Eric: moveon.org, interactive town hall meeting. 50,000 online simultaneously. Tools to interact with people talking on a panel. Try to take what they do commercially and using it in an exploratory manner, and then bringing that back into the client work.

Cabspotting: taxi cab data visualization in SF. Will go online in about two weeks. Project for the Exploratorium, children’s museum, in SF.

Mena: six apart, an interaction based on multiple products. Goal to get the next 100,000 million people blogging (that’s a small number, she says). APIs helping to get them there. Splashblog acquired by Six Apart. Back and forth is crucial to getting the next generation online.

Flickr: we’re never going to put a manifesto online saying what Flickr is. Rather than telling people what to do, give them a sense of location, and their options. Not telling people what they should be doing, but how to do them. Will be redesigning the Organizr.

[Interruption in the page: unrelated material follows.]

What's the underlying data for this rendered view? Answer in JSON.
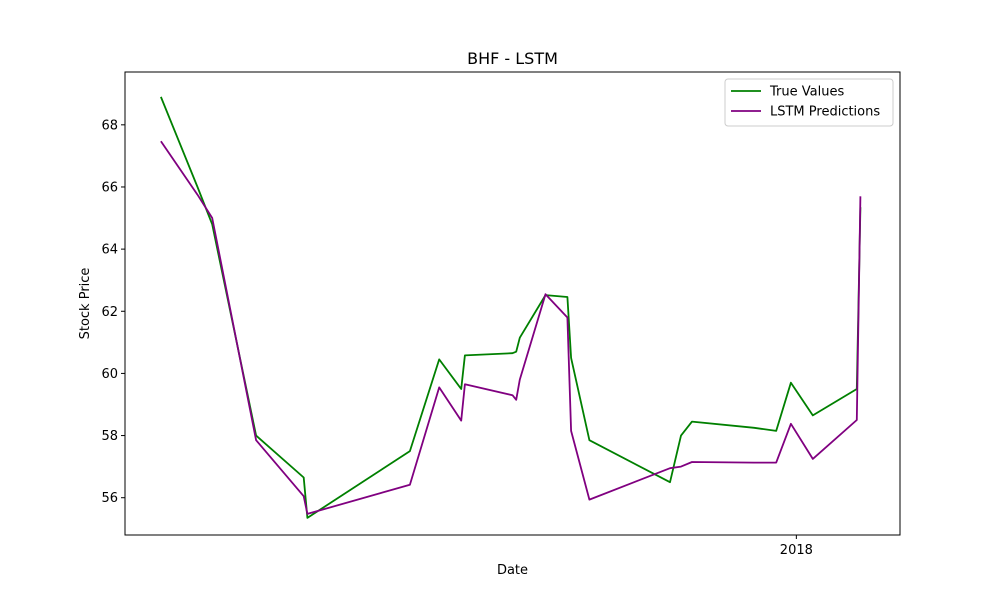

Williams: Odeo. Do a lot of Flash on the site, but only where necessary. Trying to bring more audio online. Interesting challenge. People like to see things when they’re looking on the screen. Trying to figure out how to make recording voice on the web and emailing it to people work. See themselves as an audio company, not a podcasting company.

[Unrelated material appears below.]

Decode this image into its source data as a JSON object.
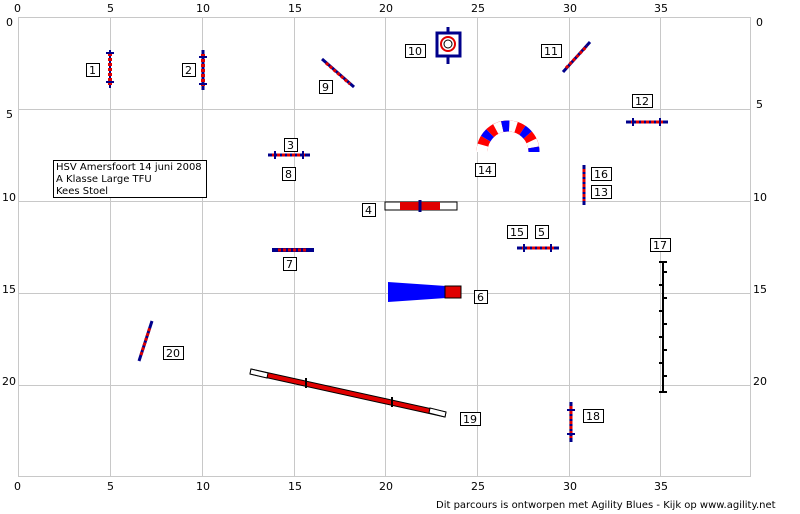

Veen: MeasureMap. Focus and find value in their blog. Boiling heuristics down to what’s important. What effect am I having on the outside world. People want it to work just like magic, without knowing what technology they’re using.

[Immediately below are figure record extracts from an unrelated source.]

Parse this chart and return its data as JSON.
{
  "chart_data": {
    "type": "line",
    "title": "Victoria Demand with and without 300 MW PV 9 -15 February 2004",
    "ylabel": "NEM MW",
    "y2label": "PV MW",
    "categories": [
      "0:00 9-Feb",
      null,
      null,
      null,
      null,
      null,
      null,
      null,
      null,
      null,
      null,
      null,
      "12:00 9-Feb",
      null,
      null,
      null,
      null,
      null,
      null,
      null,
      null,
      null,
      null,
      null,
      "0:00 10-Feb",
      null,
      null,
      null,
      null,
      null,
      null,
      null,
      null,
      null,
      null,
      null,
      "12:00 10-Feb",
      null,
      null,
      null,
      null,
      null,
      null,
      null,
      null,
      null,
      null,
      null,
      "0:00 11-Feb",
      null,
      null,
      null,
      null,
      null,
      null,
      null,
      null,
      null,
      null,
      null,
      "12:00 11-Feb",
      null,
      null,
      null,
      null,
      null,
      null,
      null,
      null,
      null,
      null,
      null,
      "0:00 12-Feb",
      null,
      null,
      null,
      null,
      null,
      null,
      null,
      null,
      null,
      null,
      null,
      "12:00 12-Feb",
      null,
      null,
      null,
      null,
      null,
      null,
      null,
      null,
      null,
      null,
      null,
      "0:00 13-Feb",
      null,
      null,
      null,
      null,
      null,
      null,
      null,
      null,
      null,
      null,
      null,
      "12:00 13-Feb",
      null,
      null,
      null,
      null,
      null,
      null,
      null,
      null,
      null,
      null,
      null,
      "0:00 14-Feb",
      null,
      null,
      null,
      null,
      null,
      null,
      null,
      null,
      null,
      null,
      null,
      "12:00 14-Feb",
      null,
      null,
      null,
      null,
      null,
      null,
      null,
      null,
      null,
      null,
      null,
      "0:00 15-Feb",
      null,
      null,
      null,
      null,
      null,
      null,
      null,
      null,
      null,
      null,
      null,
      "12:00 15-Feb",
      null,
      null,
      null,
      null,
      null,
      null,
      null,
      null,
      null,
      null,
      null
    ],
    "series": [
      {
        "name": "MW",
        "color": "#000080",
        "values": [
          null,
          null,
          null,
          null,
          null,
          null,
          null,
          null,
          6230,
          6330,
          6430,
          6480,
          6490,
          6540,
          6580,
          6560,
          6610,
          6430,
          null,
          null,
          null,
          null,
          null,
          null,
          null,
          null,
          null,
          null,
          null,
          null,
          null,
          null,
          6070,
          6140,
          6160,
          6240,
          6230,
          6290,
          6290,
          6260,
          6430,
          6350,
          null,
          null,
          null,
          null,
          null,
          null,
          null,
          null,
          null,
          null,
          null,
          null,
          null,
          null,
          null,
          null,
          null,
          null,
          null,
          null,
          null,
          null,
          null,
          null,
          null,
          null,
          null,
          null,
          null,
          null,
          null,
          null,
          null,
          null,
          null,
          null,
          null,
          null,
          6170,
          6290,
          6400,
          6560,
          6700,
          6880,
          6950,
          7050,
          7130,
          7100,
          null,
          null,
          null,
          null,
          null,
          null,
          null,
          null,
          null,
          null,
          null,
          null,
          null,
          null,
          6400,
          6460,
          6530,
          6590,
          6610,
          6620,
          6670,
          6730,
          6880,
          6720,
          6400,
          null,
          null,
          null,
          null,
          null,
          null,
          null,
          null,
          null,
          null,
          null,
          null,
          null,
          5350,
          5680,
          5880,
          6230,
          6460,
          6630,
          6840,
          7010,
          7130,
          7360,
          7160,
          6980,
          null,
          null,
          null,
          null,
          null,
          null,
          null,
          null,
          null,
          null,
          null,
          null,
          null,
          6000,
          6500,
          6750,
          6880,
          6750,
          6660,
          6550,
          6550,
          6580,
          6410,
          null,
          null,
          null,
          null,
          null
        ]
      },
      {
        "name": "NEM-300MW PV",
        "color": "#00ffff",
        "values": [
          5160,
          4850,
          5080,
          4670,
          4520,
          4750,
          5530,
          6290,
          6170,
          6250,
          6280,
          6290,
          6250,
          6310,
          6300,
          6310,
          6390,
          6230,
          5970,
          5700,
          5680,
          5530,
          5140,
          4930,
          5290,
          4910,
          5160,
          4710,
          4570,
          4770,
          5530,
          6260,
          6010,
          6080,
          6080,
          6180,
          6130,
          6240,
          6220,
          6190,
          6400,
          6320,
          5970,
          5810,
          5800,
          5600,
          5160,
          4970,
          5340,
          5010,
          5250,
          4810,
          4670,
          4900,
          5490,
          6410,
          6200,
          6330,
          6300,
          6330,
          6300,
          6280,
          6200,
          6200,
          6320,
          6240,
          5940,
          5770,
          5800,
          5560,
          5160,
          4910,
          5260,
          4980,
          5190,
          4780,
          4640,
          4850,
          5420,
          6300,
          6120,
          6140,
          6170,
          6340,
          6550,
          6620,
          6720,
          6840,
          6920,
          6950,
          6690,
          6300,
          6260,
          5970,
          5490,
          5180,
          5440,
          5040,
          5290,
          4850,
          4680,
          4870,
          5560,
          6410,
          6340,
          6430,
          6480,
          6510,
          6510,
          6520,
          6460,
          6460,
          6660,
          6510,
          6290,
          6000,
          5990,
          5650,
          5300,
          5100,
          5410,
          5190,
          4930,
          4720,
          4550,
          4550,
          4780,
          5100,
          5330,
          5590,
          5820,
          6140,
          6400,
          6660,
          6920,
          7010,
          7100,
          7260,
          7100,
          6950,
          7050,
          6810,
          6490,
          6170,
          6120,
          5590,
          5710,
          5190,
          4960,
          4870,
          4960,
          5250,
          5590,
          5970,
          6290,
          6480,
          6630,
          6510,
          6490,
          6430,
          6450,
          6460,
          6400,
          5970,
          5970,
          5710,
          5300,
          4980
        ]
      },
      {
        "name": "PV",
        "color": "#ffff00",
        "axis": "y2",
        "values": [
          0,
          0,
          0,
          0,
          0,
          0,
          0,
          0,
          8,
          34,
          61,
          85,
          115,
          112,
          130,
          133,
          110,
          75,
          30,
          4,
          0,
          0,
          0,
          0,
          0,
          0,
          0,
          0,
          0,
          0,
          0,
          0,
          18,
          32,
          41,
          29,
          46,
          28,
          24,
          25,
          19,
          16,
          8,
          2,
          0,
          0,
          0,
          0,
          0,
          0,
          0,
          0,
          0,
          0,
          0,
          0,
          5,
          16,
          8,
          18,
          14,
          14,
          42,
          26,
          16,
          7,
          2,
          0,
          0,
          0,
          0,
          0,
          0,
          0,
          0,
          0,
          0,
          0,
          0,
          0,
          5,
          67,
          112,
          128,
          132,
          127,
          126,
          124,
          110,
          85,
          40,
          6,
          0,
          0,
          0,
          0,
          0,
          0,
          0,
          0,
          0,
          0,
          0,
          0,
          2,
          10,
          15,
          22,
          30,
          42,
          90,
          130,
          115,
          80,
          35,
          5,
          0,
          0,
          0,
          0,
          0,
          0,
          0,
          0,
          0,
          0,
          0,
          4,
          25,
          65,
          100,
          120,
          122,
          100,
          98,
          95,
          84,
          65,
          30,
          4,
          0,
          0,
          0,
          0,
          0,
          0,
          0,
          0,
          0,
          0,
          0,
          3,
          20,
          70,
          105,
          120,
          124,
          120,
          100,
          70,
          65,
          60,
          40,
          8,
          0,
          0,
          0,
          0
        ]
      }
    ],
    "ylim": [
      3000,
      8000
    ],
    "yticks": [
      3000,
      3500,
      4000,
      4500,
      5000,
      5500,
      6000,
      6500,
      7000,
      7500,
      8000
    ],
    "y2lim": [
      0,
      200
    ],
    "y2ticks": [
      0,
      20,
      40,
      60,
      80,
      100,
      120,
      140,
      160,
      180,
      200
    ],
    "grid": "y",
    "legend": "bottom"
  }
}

Iteration: developed MM as a designer. Started by designing it, and then figured out how to build it. Worked really fast, and made multiple releases per week. David hornick.

Mena: big problems came about when you have to communicate with a team. Six apart is 125 people. 60 percent engineers. Broken into smaller teams. You have to get people who are working on it to use it. Brad will push something at 2 o’clock in the morning after drinking (q) Live journal.

Oates: developers could publish changes whenever they wanted.

Eric: When you’re designing something that is new, you don’t necessarily know what the end state will be.

Oates: instant feedback was extremely valuable.

We’re going to iterate on this set us things, and stay focused.

Veen: Building applications with the assumption that users will create their own experience.

Inefficiencies are being taken up by applications that assume participation: craigslist.

Interestingness is a very tricky, and highly secret algorithm. Flickr.

Designing for flow, instead of a static experience. Not top down. See how people are using something. User generated content means that design becomes just a container (quote from somewhere).

Chicagocrime.org (participatory journalism)

Mena: as a designer, will put real content in. as filler, it does not have the same effect.

Oates: showing people what the options are, instead of being prescriptive.

What would a water bottle be without the container. Mena.

Although, you don’t want to pull the rug out from people. Not a big fan of redesigning from scratch.

Need to be careful when iterating quickly. Can get out of control. Need to know where you’re going to end up.